If they have to liquidate their assets (mbs/treasuries) they’ll probably create at least some slippage, moreso in MBS, that may prevent them from recouping their value at current prices. Alternatively they can try to hold to maturity or spread out their selling but that will make depositors illiquid
I don't think that holding to maturity really solves the fundamental problem though. The reason the MBS have lost value is because they have a low coupon compared to what you can get now. To execute the hold to maturity strategy, they would have to pay the depositors interest with the coupons from the MBS.
Under ZIRP, the depositors weren't getting anything, and so making 1.5% on MBS was fine. In the current interest rate environment, depositors won't be satisfied with a zero yield on their deposit accounts, and the MBS don't pay enough to cover it, so either they lose depositors because they're not paying competitive interest, or they take a loss every day because their investments don't cover the cost of the deposits.
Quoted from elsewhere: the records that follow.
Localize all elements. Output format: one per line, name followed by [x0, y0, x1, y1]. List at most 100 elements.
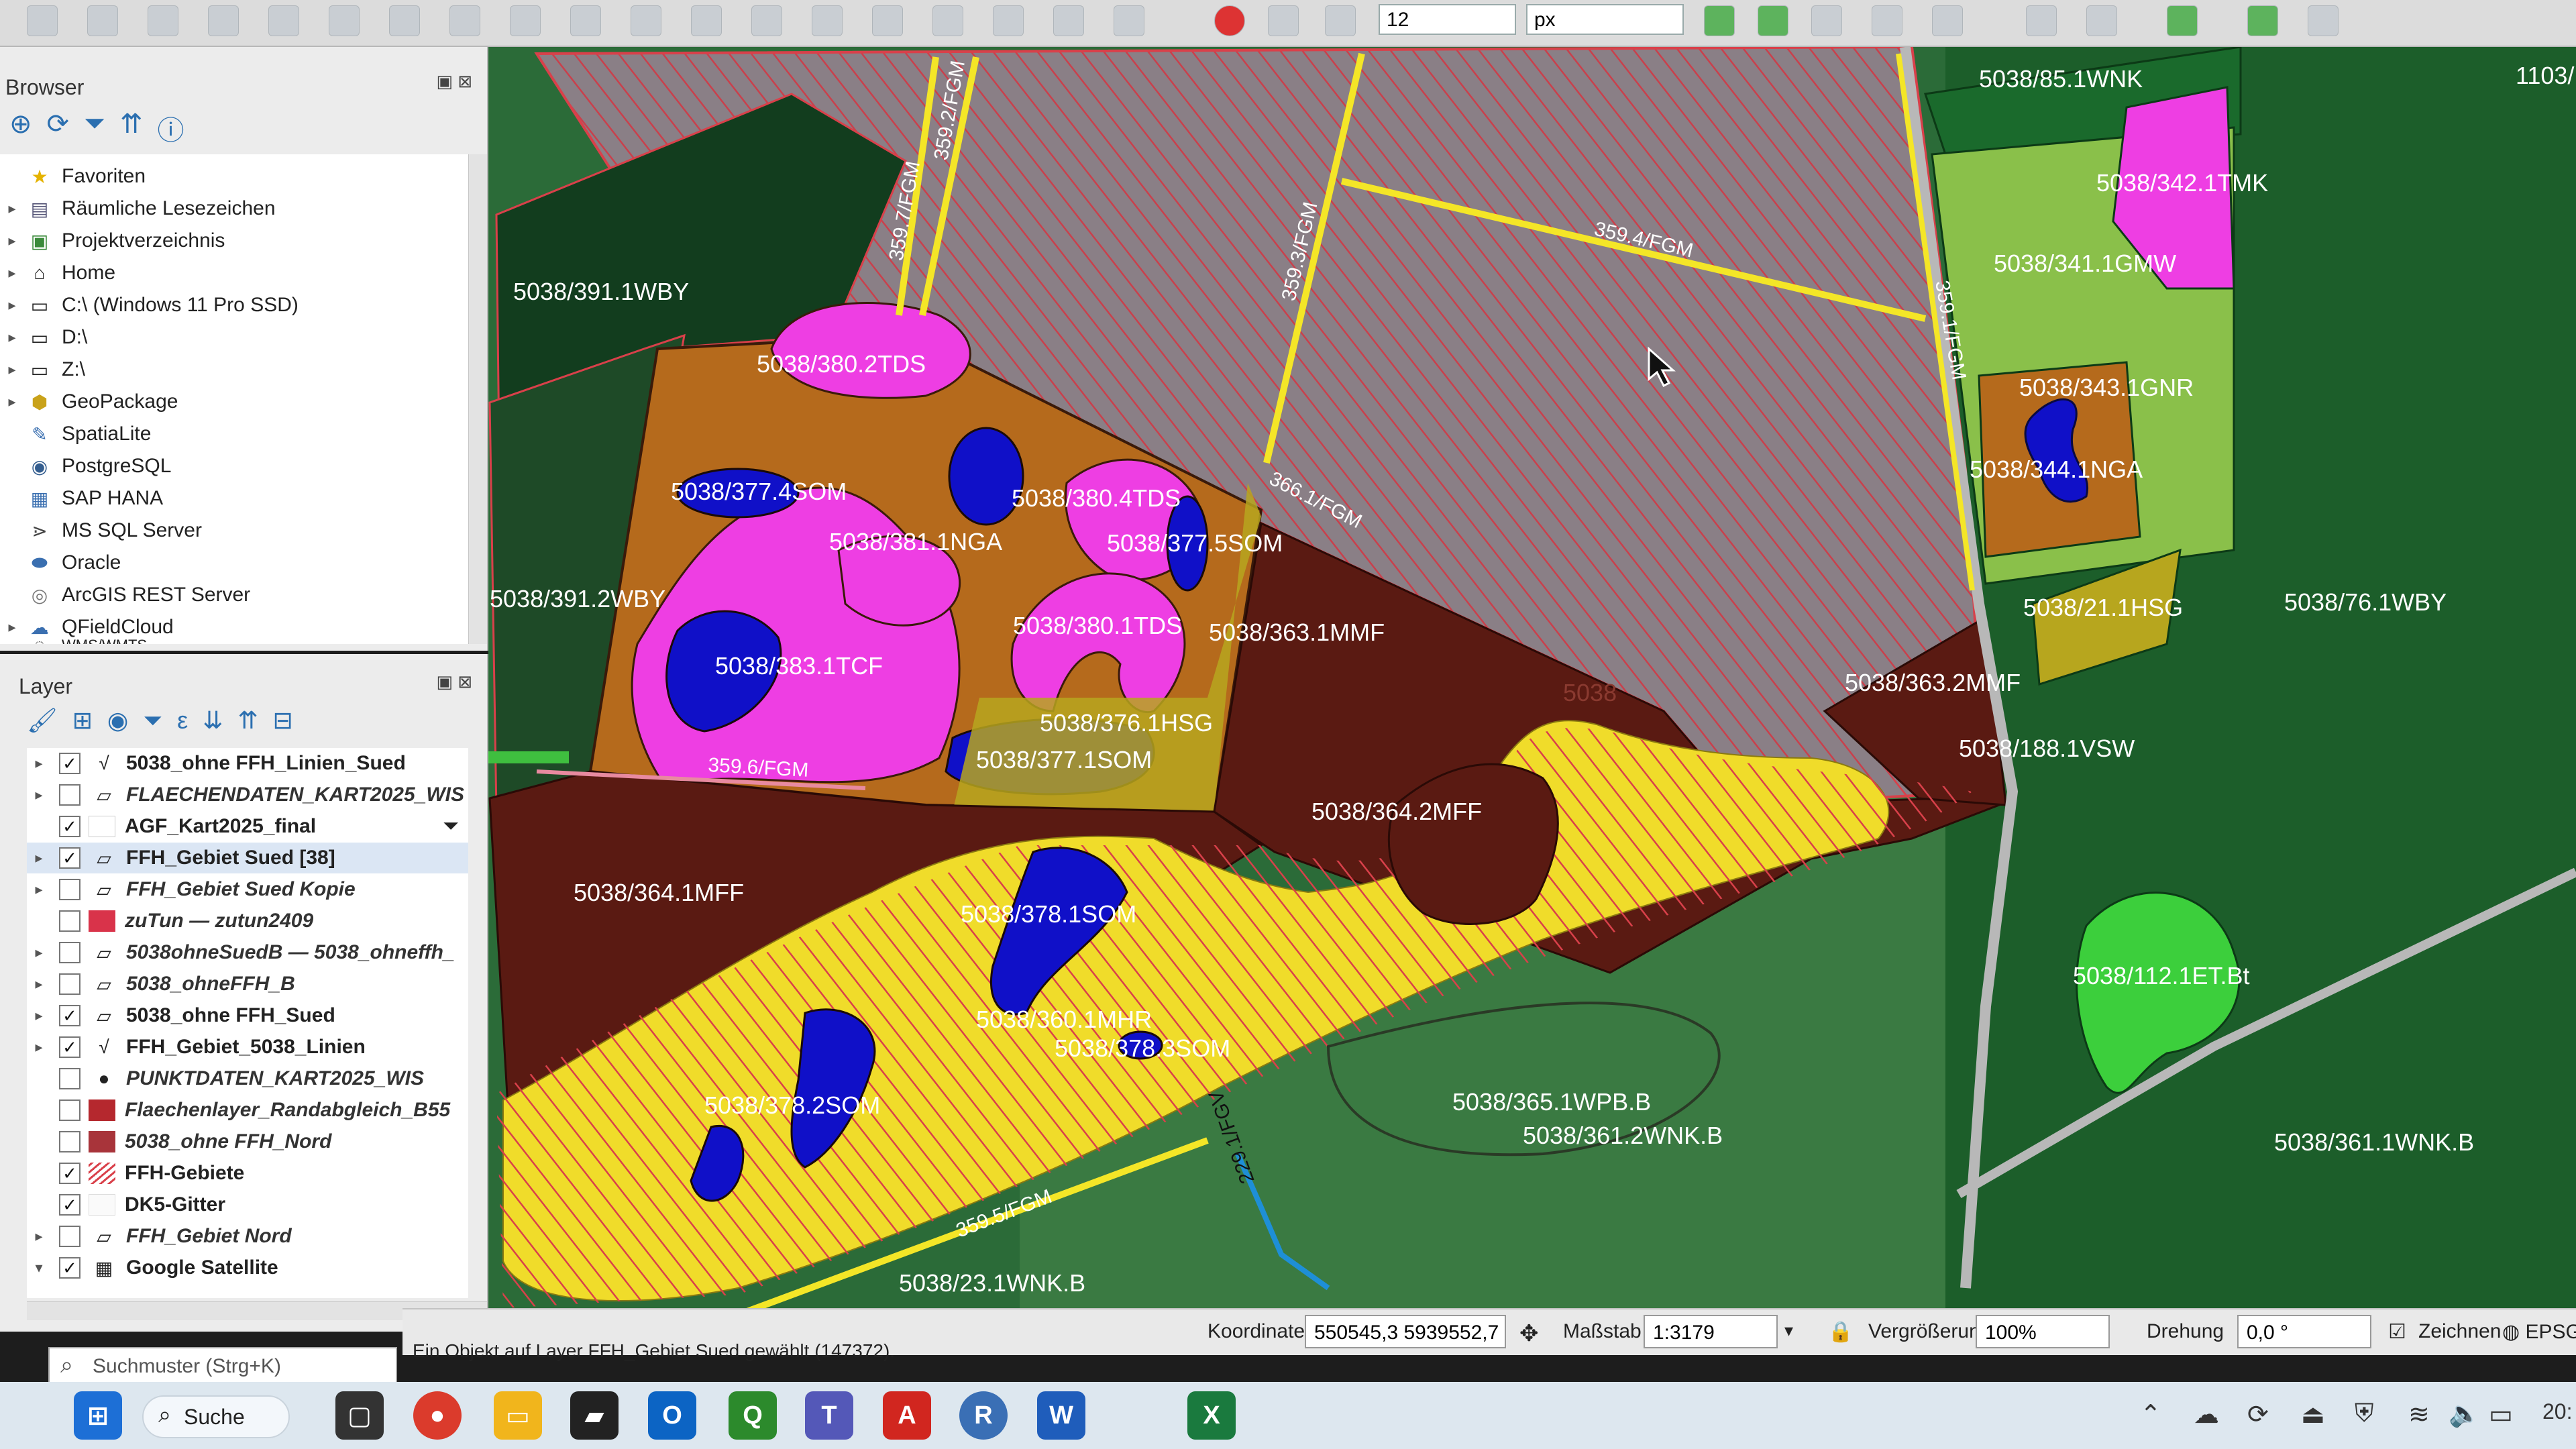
digitize-icon[interactable] — [1704, 5, 1735, 36]
layer-checkbox[interactable]: ✓ — [59, 847, 80, 869]
layer-checkbox[interactable] — [59, 973, 80, 995]
trace-icon[interactable] — [1758, 5, 1788, 36]
locator-search-input[interactable]: ⌕ Suchmuster (Strg+K) — [48, 1347, 397, 1386]
layer-checkbox[interactable] — [59, 784, 80, 806]
browser-item-spatialite[interactable]: ✎ SpatiaLite — [0, 419, 468, 449]
taskbar-search[interactable]: ⌕ Suche — [142, 1395, 290, 1438]
r-icon[interactable]: R — [959, 1391, 1008, 1440]
layer-checkbox[interactable]: ✓ — [59, 1163, 80, 1184]
move-feature-icon[interactable] — [208, 5, 239, 36]
add-group-icon[interactable]: ⊞ — [72, 706, 93, 735]
browser-item-d-drive[interactable]: ▸ ▭ D:\ — [0, 322, 468, 353]
offset-curve-icon[interactable] — [691, 5, 722, 36]
browser-item-mssql[interactable]: ⋗ MS SQL Server — [0, 515, 468, 546]
layer-item[interactable]: zuTun — zutun2409 — [27, 906, 468, 936]
layer-item[interactable]: 5038_ohne FFH_Nord — [27, 1126, 468, 1157]
qgis-icon[interactable]: Q — [729, 1391, 777, 1440]
chevron-down-icon[interactable]: ▾ — [1784, 1320, 1793, 1341]
browser-item-favoriten[interactable]: ★ Favoriten — [0, 161, 468, 192]
lock-icon[interactable]: 🔒 — [1828, 1320, 1853, 1344]
rotate-point-icon[interactable] — [1114, 5, 1144, 36]
layer-item[interactable]: ▸ ▱ FFH_Gebiet Sued Kopie — [27, 874, 468, 905]
filter-icon[interactable]: ⏷ — [443, 815, 459, 838]
teams-icon[interactable]: T — [805, 1391, 853, 1440]
layer-checkbox[interactable] — [59, 1226, 80, 1247]
visibility-icon[interactable]: ◉ — [107, 706, 128, 735]
layer-checkbox[interactable] — [59, 1099, 80, 1121]
layer-checkbox[interactable]: ✓ — [59, 1036, 80, 1058]
add-part-icon[interactable] — [449, 5, 480, 36]
toggle-editing-icon[interactable] — [27, 5, 58, 36]
toggle-extents-icon[interactable]: ✥ — [1519, 1320, 1539, 1347]
delete-ring-icon[interactable] — [570, 5, 601, 36]
layer-checkbox[interactable]: ✓ — [59, 1257, 80, 1279]
onedrive-icon[interactable]: ☁ — [2194, 1399, 2219, 1430]
wifi-icon[interactable]: ≋ — [2408, 1399, 2430, 1430]
magnet-icon[interactable] — [1214, 5, 1245, 36]
layer-checkbox[interactable]: ✓ — [59, 1005, 80, 1026]
qfield-sync-icon[interactable] — [2247, 5, 2278, 36]
layer-item[interactable]: ● PUNKTDATEN_KART2025_WIS — [27, 1063, 468, 1094]
browser-item-geopackage[interactable]: ▸ ⬢ GeoPackage — [0, 386, 468, 417]
sync-icon[interactable]: ⟳ — [2247, 1399, 2269, 1430]
layer-item[interactable]: ▸ ▱ FLAECHENDATEN_KART2025_WIS — [27, 780, 468, 810]
browser-item-home[interactable]: ▸ ⌂ Home — [0, 258, 468, 288]
windows-start-icon[interactable]: ⊞ — [74, 1391, 122, 1440]
browser-item-c-drive[interactable]: ▸ ▭ C:\ (Windows 11 Pro SSD) — [0, 290, 468, 321]
layer-checkbox[interactable] — [59, 1131, 80, 1152]
browser-item-postgresql[interactable]: ◉ PostgreSQL — [0, 451, 468, 482]
align-icon[interactable] — [1053, 5, 1084, 36]
layers-dock-buttons[interactable]: ▣ ⊠ — [436, 672, 472, 692]
layer-item[interactable]: ✓ AGF_Kart2025_final ⏷ — [27, 811, 468, 842]
browser-item-project[interactable]: ▸ ▣ Projektverzeichnis — [0, 225, 468, 256]
layer-checkbox[interactable]: ✓ — [59, 1194, 80, 1216]
browser-item-arcgis[interactable]: ◎ ArcGIS REST Server — [0, 580, 468, 610]
browser-dock-buttons[interactable]: ▣ ⊠ — [436, 71, 472, 92]
layer-item[interactable]: ▸ ✓ ▱ 5038_ohne FFH_Sued — [27, 1000, 468, 1031]
battery-icon[interactable]: ▭ — [2489, 1399, 2513, 1430]
reshape-icon[interactable] — [631, 5, 661, 36]
layer-item[interactable]: ▸ ▱ 5038ohneSuedB — 5038_ohneffh_ — [27, 937, 468, 968]
python-icon[interactable] — [2308, 5, 2339, 36]
usb-icon[interactable]: ⏏ — [2301, 1399, 2325, 1430]
word-icon[interactable]: W — [1037, 1391, 1085, 1440]
render-checkbox[interactable]: ☑ — [2388, 1320, 2406, 1344]
split-features-icon[interactable] — [812, 5, 843, 36]
filter-expression-icon[interactable]: ε — [177, 706, 188, 735]
layer-checkbox[interactable] — [59, 910, 80, 932]
avoid-overlap-icon[interactable] — [1872, 5, 1902, 36]
layer-item-selected[interactable]: ▸ ✓ ▱ FFH_Gebiet Sued [38] — [27, 843, 468, 873]
filter-legend-icon[interactable]: ⏷ — [143, 706, 162, 735]
snap-unit-select[interactable]: px — [1526, 4, 1684, 35]
browser-scrollbar[interactable] — [468, 154, 487, 644]
security-icon[interactable]: ⛨ — [2355, 1399, 2374, 1428]
layer-item[interactable]: ▾ ✓ ▦ Google Satellite — [27, 1252, 468, 1283]
layer-item[interactable]: ▸ ▱ FFH_Gebiet Nord — [27, 1221, 468, 1252]
self-snap-icon[interactable] — [1932, 5, 1963, 36]
layer-checkbox[interactable] — [59, 1068, 80, 1089]
chrome-icon[interactable]: ● — [413, 1391, 462, 1440]
rotate-feature-icon[interactable] — [268, 5, 299, 36]
info-icon[interactable]: ⓘ — [158, 109, 184, 148]
layer-item[interactable]: ✓ DK5-Gitter — [27, 1189, 468, 1220]
remove-layer-icon[interactable]: ⊟ — [273, 706, 293, 735]
crs-button[interactable]: ◍ EPSG:258 — [2502, 1320, 2576, 1344]
plugin-icon[interactable] — [2026, 5, 2057, 36]
style-icon[interactable]: 🖌 — [27, 706, 58, 735]
excel-icon[interactable]: X — [1187, 1391, 1236, 1440]
browser-item-z-drive[interactable]: ▸ ▭ Z:\ — [0, 354, 468, 385]
layer-checkbox[interactable]: ✓ — [59, 753, 80, 774]
refresh-icon[interactable]: ⟳ — [47, 109, 70, 148]
layer-checkbox[interactable] — [59, 879, 80, 900]
map-svg[interactable]: 5038/85.1WNK 5038/342.1TMK 5038/341.1GMW… — [488, 47, 2576, 1308]
add-feature-icon[interactable] — [87, 5, 118, 36]
clock[interactable]: 20: — [2542, 1399, 2572, 1424]
expand-all-icon[interactable]: ⇊ — [203, 706, 223, 735]
add-ring-icon[interactable] — [389, 5, 420, 36]
layer-item[interactable]: ✓ FFH-Gebiete — [27, 1158, 468, 1189]
acrobat-icon[interactable]: A — [883, 1391, 931, 1440]
layer-checkbox[interactable]: ✓ — [59, 816, 80, 837]
browser-item-wms[interactable]: ◌WMS/WMTS — [0, 639, 468, 644]
simplify-icon[interactable] — [329, 5, 360, 36]
outlook-icon[interactable]: O — [648, 1391, 696, 1440]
Ultimately keeping the bonds on the books as HTM just spreads out the loss over the lifetime of the bonds rather than recognizing it right when interest rates change, but the result is the same.
Oh fully agreed. They fundamentally lost depositors’ money by making bad investments - holding to maturity is just a way to argue that depositors will be made whole. The depositors may as well just be given the bonds/mbs themselves and allowed to hold to maturity or sell them to meet immediate needs.